How many features do I select when doing feature selection for regression algorithms? Is R2 and RMSE good measures of success for overfitting?
Context: I'm currently crafting and comparing machine learning models to predict housing data. I have around 32000 data points, 42 features, and I'm predicting housing price. I'm comparing Random Forest Regressor, Decision Tree Regressor, and Linear Regression. I can tell there is some overfitting going on, as my initial values vs cross validated values are as follows:
RF: 10 Fold R Squared = 0.758, neg RMSE = -540.2 vs unvalidated R Squared of 0.877, RMSE of 505.6
DT: 10 Fold R Squared = 0.711, neg RMSE = -576.4 vs unvalidated R squared of 0.829 and RMSE of 595.8.

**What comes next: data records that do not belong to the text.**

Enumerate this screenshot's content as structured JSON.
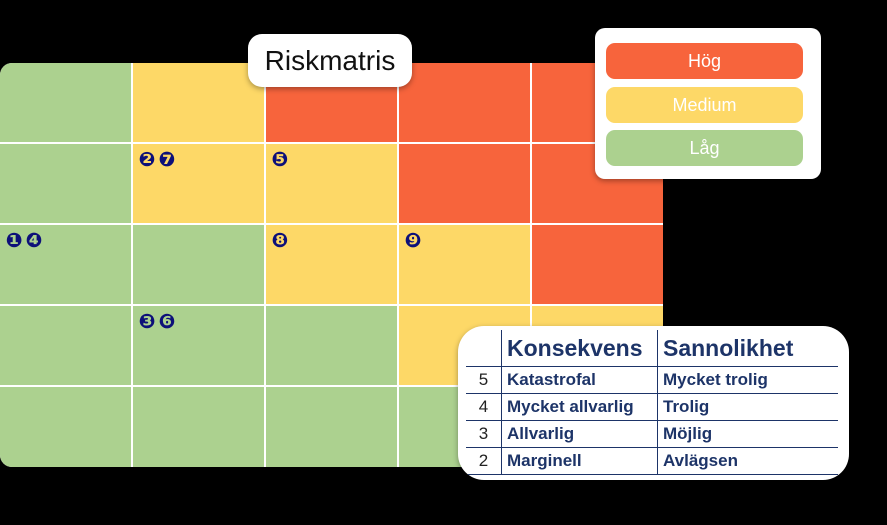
{
  "title": "Riskmatris",
  "colors": {
    "green": "#acd18f",
    "yellow": "#fdd867",
    "red": "#f7643c",
    "marker": "#0d1079",
    "text": "#1d3468"
  },
  "matrix": {
    "rows": [
      [
        "green",
        "yellow",
        "red",
        "red",
        "red"
      ],
      [
        "green",
        "yellow",
        "yellow",
        "red",
        "red"
      ],
      [
        "green",
        "green",
        "yellow",
        "yellow",
        "red"
      ],
      [
        "green",
        "green",
        "green",
        "yellow",
        "yellow"
      ],
      [
        "green",
        "green",
        "green",
        "green",
        "yellow"
      ]
    ],
    "markers": [
      {
        "row": 1,
        "col": 1,
        "items": [
          "❷",
          "❼"
        ]
      },
      {
        "row": 1,
        "col": 2,
        "items": [
          "❺"
        ]
      },
      {
        "row": 2,
        "col": 0,
        "items": [
          "❶",
          "❹"
        ]
      },
      {
        "row": 2,
        "col": 2,
        "items": [
          "❽"
        ]
      },
      {
        "row": 2,
        "col": 3,
        "items": [
          "❾"
        ]
      },
      {
        "row": 3,
        "col": 1,
        "items": [
          "❸",
          "❻"
        ]
      }
    ]
  },
  "legend": {
    "items": [
      {
        "label": "Hög",
        "color": "#f7643c"
      },
      {
        "label": "Medium",
        "color": "#fdd867"
      },
      {
        "label": "Låg",
        "color": "#acd18f"
      }
    ]
  },
  "table": {
    "headers": [
      "",
      "Konsekvens",
      "Sannolikhet"
    ],
    "rows": [
      [
        "5",
        "Katastrofal",
        "Mycket trolig"
      ],
      [
        "4",
        "Mycket allvarlig",
        "Trolig"
      ],
      [
        "3",
        "Allvarlig",
        "Möjlig"
      ],
      [
        "2",
        "Marginell",
        "Avlägsen"
      ]
    ]
  }
}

LR: 10 Fold R squared = 0.695, neg RMSE = -596.5 vs unvalidated R squared of 0.823 and RMSE of 603.7
I have already tuned the hyperparameters for RF and DT, so I was thinking about doing feature selection as a next step to cut down on some of this overfitting (especially since I know my feature importances/coefs).I want to do feature selection now with a filter method (i.e. pearsons) as I want to keep the features going into each model consistent.
Question: How would I decide on a number of features to choose using feature selection? Is it arbitrary? Or do I basically just remove all of them that don't have much correlation with the data? Is there a way to spit out an optimized set of features without doing grid search or random search?
Follow up question: Are the R2 and RMSE cross validated values good measures of success for overfitting comparison?